Le tue aspettative iniziali si sono realizzate?
“La realtà è andata ben oltre le attese. Intanto paghiamo sette stipendi, poi facciamo un lavoro che ci appassiona e ci diverte. E non ho perso nessun cliente di quelli che avevo 15 anni fa quando ho cominciato”.
E nel futuro?
“Per il sementiero vedo un futuro buono: intanto in Italia ci sono produttori e selezionatori molto capaci e infatti esportiamo in quasi tutto il mondo: Africa, Asia e Americhe. Altro discorso bisogna fare per l’attività agricola in generale”.
Cioè?
“Mi riferisco all’innovazione. Con questa generazione, gli agricoltori che conosciamo scompariranno perché non è più tempo dell’hobbistica: quella del contadino che produce nel suo terreno ortaggi e frutta e li vende, magari in nero, per guadagnare mille euro al mese. Questa è un’attività irrilevante dal punto di vista economico destinata a morire. Invece l’enorme quantità di prodotti agricoli che arrivano sul mercato costringe a mettere nel cassetto l’aspetto bucolico e del contadino col cappello di paglia e a ripensare la produzione. Per lavorare in Italia, cosa non scontata visto che già da tempo si stanno sondando altri paesi come l’Est Europa o Marocco e Tunisia, per dire solo quelli a noi più vicini, bisogna puntare all’innovazione, con la produzione fuori suolo o a quella idroponica. Un tempo, anche noi si studiava all’università, gli agricoltori facevano le rotazioni delle colture. Ma se la grande distribuzione richiede pomodori in grande quantità e per tutto l’anno e questa varietà rende economicamente molto più di un’altra, è chiaro che il produttore abbandonerà la rotazione per coltivare sempre e solo pomodori. Ecco allora che servono nuove idee. Anche nel riminese dove l’hobbistica prevalentemente resiste ancora, tranne qualche eccezione”.

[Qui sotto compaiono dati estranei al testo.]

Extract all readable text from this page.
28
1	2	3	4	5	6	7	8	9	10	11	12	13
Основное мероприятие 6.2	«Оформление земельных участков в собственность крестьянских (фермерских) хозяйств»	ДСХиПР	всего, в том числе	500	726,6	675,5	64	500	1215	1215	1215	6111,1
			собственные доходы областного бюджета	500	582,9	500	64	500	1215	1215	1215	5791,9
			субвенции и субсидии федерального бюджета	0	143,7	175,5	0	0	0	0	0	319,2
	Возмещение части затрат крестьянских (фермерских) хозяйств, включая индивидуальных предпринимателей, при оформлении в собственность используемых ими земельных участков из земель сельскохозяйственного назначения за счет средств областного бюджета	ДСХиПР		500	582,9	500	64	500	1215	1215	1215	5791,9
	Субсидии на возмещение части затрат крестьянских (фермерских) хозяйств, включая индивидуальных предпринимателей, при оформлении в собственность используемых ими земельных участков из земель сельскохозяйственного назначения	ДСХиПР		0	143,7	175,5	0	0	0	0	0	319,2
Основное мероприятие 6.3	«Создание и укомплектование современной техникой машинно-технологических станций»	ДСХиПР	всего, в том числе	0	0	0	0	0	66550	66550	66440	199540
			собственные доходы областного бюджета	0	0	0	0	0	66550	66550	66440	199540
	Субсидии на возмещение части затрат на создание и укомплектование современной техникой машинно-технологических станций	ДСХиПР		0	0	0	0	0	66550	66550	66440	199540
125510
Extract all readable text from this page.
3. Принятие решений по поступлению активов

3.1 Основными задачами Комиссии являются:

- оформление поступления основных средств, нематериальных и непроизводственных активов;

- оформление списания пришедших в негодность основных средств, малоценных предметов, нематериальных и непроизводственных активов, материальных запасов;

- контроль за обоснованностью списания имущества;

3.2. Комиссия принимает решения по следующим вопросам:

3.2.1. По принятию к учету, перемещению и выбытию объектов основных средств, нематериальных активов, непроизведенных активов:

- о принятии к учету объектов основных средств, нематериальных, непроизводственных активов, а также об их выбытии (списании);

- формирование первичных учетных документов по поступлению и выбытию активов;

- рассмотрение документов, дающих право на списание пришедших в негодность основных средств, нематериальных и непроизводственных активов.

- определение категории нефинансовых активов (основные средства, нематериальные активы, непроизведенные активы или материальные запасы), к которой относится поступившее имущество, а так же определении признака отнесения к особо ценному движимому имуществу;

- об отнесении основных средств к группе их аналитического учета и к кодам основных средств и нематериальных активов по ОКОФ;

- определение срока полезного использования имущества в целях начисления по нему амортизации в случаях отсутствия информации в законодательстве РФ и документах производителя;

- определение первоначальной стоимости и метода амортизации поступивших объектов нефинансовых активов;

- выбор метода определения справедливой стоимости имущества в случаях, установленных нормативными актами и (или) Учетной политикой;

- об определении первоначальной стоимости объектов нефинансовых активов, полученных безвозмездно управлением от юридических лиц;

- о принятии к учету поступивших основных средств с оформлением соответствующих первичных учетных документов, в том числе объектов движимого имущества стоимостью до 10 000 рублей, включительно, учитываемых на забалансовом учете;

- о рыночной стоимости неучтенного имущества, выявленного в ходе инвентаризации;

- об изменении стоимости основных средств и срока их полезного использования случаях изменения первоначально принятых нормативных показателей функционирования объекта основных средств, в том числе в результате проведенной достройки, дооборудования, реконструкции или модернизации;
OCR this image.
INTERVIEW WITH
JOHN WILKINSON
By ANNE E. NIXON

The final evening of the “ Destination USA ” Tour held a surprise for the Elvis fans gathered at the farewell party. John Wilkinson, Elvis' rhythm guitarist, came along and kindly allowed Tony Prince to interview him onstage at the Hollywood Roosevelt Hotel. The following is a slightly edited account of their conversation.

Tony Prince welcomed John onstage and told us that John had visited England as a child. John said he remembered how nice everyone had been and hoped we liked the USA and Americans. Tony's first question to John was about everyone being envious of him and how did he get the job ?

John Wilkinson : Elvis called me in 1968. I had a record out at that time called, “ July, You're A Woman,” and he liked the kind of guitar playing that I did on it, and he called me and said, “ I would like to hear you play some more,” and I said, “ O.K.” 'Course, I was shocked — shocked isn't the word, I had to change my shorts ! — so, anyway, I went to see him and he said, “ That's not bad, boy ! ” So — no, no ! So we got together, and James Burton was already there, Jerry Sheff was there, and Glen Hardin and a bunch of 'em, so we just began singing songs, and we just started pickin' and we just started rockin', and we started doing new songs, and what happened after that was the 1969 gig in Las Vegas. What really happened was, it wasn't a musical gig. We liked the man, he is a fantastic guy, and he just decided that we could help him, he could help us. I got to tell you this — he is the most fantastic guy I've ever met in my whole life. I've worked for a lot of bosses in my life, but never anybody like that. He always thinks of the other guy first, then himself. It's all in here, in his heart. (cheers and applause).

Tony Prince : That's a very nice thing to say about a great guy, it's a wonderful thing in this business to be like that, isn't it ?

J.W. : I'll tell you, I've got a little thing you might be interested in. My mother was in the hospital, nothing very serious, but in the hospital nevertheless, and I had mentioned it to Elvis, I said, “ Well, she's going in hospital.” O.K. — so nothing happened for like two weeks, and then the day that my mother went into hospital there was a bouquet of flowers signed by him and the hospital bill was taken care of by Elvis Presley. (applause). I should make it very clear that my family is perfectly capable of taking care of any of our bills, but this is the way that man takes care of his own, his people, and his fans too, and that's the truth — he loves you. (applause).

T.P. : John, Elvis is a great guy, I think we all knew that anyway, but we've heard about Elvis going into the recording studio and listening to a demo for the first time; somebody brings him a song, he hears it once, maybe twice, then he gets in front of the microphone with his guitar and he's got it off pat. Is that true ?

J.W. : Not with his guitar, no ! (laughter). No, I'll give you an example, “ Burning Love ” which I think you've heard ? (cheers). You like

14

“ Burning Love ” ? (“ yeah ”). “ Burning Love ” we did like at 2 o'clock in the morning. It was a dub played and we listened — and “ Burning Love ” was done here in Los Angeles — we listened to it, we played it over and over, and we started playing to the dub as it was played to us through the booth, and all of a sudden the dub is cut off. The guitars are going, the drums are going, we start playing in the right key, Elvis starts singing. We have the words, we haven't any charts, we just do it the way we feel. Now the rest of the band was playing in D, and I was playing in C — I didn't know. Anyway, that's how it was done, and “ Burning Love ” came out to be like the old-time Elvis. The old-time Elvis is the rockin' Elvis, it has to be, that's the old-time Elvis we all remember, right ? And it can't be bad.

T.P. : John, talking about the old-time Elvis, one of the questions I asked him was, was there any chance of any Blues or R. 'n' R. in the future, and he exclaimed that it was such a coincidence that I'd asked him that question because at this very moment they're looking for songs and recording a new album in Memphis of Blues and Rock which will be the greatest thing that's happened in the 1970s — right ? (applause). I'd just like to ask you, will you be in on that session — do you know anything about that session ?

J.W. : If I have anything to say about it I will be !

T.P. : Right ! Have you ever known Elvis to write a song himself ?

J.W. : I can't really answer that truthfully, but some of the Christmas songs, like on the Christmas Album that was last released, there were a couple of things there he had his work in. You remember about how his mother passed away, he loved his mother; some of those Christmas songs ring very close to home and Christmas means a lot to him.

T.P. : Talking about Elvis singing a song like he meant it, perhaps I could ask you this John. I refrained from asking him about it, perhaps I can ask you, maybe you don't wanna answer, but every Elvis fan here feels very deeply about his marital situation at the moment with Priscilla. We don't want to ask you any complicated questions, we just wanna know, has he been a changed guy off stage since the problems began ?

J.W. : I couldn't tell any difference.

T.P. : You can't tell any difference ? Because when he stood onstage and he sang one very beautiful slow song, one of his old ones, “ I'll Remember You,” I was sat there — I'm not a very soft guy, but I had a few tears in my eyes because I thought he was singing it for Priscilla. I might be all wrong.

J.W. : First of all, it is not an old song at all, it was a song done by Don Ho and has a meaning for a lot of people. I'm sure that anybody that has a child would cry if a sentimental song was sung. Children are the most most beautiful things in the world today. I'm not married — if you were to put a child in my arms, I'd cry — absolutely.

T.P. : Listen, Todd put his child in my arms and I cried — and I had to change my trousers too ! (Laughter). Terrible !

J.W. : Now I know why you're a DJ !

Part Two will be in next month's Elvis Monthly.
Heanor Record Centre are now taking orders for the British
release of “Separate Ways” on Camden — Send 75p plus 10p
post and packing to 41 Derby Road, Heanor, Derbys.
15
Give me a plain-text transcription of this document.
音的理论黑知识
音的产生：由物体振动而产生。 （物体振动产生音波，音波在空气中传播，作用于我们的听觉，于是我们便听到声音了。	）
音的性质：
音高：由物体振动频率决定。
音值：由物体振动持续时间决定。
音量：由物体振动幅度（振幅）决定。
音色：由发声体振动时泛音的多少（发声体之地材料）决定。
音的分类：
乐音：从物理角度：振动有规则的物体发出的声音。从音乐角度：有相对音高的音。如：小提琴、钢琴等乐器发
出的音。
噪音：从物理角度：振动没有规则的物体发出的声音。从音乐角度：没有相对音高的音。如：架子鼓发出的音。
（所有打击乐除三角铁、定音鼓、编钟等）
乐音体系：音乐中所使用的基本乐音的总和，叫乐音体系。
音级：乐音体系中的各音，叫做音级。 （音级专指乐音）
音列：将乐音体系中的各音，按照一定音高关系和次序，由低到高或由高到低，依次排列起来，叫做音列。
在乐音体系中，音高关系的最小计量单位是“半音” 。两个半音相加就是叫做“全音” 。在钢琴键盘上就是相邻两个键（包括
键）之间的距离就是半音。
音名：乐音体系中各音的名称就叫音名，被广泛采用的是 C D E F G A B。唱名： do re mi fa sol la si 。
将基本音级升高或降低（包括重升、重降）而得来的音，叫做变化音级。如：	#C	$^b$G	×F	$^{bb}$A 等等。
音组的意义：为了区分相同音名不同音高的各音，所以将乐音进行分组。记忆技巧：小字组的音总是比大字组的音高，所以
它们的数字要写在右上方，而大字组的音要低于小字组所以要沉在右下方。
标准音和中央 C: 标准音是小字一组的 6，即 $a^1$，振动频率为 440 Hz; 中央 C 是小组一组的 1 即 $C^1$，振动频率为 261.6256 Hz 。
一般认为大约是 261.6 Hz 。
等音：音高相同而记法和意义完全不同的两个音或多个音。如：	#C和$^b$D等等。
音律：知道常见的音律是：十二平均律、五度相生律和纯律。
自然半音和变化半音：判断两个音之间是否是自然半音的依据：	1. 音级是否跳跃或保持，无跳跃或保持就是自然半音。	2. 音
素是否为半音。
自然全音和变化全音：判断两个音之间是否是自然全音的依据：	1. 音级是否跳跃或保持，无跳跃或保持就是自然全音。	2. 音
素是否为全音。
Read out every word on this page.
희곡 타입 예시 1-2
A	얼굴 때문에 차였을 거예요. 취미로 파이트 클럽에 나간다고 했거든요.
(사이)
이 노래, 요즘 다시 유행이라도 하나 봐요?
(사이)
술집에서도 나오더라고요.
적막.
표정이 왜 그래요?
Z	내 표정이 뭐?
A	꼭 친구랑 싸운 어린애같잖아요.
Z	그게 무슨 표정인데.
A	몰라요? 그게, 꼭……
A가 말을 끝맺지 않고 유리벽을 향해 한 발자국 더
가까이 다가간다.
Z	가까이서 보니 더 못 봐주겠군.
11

Ma oggi i consumatori chiedono sempre meno chimica nel processo produttivo…
“Si, anche per questo il nostro lavoro a monte, diciamo così, è importante. Funghi, batteri e malattie delle piante sono presenti da sempre. Bisogna iniziare ad usare prodotti sani dalle prime fasi della filiera fino l’ultimo anello che è l’agricoltore. Noi offriamo servizi che consentano ai prodotti della terra di crescere sani. I nostri clienti si fregiano dei controlli di qualità sui loro prodotti. La Regione fa controlli periodici sui nostri protocolli e attrezzature. Così si fanno analisi impossibili a occhio nudo anche per il tecnico più esperto, perché il microbo non si vede! E’ importante dire che in genere sono storie quelle che si raccontano, cioè che tanti comprano verdura biologica anche se con qualche ammaccatura in più. E’ evidente che la maggior parte dei consumatori vuole invece verdura e frutta sana. Io credo che bello e buono debbano andare insieme. Forse fino a qualche anno fa la gente si accontentava di roba bella perché comprava solo con gli occhi. Ora deve essere soprattutto buona, ma anche bella”.